Early intervention and lifelong treatment with GLP1 receptor agonist liraglutide in a Wolfram Syndrome rat model with an emphasis on visual neurodegeneration, sensorineural hearing loss and diabetic phenotype

BackgroundWolfram syndrome (WS), also known as a DIDMOAD (Diabetes Insipidus, early-onset Diabetes Mellitus, Optic nerve Atrophy and Deafness) is a rare autosomal disorder caused by mutations in the Wolframin1 ( WFS1 ) gene. Previous studies revealed that glucagonlike peptide-1 receptor agonist (GLP1 RA) anti-diabetic drugs are effective in delaying and restoring glucose control in WS animal models and patients. The GLP1 RA liraglutide has also been shown to have neuroprotective properties in aged WS rats, reducing neuroinflammation, retinal ganglion cell death and optic nerve degeneration. WS is an early-onset, chronical condition and, therefore, early diagnosis and lifelong pharmacological treatment is the best solution to control disease progression in WS patients. Hence, the aim of this study was to evaluate the efficacy of the long-term liraglutide treatment on progression of WS symptoms. For this purpose, 2-month-old WS rats were treated with liraglutide (0.4mg/kg/day) up to the age of 18 months and changes in diabetes markers, visual acuity, hearing sensitivity were monitored in vivo over the course of the 16-month treatment period.
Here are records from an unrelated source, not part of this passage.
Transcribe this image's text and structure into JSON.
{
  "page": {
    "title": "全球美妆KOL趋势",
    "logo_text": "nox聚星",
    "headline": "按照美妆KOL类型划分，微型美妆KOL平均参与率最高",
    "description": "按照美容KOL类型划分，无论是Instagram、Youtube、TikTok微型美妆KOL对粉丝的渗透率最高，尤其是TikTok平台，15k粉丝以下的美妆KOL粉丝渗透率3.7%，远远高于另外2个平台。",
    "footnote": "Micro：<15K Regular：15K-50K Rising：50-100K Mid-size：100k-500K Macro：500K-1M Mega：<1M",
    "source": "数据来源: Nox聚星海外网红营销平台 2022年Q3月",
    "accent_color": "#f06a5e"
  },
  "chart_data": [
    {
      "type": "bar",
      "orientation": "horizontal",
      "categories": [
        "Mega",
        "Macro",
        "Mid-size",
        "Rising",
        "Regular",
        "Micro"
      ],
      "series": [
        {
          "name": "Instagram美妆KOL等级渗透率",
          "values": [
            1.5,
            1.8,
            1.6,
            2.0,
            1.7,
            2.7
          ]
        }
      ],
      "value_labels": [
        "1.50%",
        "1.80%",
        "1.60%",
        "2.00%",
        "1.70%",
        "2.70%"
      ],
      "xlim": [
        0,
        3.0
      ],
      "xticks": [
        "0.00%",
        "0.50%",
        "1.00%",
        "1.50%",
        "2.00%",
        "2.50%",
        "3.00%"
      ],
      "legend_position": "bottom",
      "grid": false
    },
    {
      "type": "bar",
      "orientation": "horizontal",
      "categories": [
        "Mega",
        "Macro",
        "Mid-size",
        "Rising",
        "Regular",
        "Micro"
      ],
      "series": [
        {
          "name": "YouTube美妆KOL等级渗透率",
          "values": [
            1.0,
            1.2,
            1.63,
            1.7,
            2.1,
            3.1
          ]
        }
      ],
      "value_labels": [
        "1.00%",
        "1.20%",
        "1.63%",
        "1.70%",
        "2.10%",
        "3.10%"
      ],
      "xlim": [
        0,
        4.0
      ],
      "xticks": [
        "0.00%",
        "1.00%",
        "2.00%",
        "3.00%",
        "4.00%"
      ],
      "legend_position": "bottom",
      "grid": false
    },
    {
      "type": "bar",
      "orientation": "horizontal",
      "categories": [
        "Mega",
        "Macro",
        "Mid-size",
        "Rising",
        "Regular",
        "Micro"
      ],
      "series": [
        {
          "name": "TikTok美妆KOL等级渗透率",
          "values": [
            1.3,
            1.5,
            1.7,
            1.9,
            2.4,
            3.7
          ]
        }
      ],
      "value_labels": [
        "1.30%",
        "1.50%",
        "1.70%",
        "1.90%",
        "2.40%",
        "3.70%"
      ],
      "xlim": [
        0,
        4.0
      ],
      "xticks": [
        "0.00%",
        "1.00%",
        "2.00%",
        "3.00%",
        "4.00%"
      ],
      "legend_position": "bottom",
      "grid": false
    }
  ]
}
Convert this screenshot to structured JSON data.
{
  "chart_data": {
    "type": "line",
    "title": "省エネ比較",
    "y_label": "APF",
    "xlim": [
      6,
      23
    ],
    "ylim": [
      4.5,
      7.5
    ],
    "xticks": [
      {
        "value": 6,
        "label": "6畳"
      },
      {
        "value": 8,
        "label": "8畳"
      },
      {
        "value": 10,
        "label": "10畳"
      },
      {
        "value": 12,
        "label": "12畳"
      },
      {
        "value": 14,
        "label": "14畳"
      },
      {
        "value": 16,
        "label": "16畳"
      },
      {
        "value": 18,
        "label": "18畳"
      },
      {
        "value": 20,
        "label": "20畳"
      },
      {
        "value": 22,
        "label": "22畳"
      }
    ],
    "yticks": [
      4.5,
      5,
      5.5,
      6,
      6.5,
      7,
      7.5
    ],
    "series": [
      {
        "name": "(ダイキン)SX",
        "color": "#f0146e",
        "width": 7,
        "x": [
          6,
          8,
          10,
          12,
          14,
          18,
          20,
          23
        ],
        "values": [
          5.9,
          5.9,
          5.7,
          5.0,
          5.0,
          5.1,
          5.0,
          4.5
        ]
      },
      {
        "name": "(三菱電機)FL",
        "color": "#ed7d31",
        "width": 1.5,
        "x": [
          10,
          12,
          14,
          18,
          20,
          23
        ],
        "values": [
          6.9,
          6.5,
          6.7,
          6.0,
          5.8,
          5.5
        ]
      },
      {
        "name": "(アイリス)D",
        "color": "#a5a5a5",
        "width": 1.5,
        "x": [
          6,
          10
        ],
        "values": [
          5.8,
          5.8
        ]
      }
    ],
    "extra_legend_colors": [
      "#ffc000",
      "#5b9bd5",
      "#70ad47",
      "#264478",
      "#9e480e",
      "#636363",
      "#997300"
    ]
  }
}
ResultsEarly and chronic (16-month) intervention with the GLP-1 RA liraglutide delayed the development of glucose intolerance in WS rats. At the end of the experiment, 91% of saline- and 55% of liraglutide-treated WS rats needed daily insulin supplementation. Liraglutide administration was effective in maintaining visual acuity in WS rats by stalling the progression of cataract, degeneration of retinal ganglion cells and of optic nerve atrophy. Prolonged liraglutide therapy could not prevent sensorineural hearing loss at low frequencies. ConclusionThe rat model of WS used in this study is an excellent predictive model for preclinical trials as it closely recapitulates the relative onset and severity of the main symptoms of WS observed in human patients. We found that a 16-month treatment with GLP1 receptor agonist liraglutide delays or prevents the onset of diabetes and protects against vision loss in a rat model of Wolfram syndrome. Therefore, early diagnosis and prophylactic treatment with the GLP-1R agonist liraglutide may also prove to be a promising treatment option for Wolfram syndrome patients by increasing the quality of life of WS patients.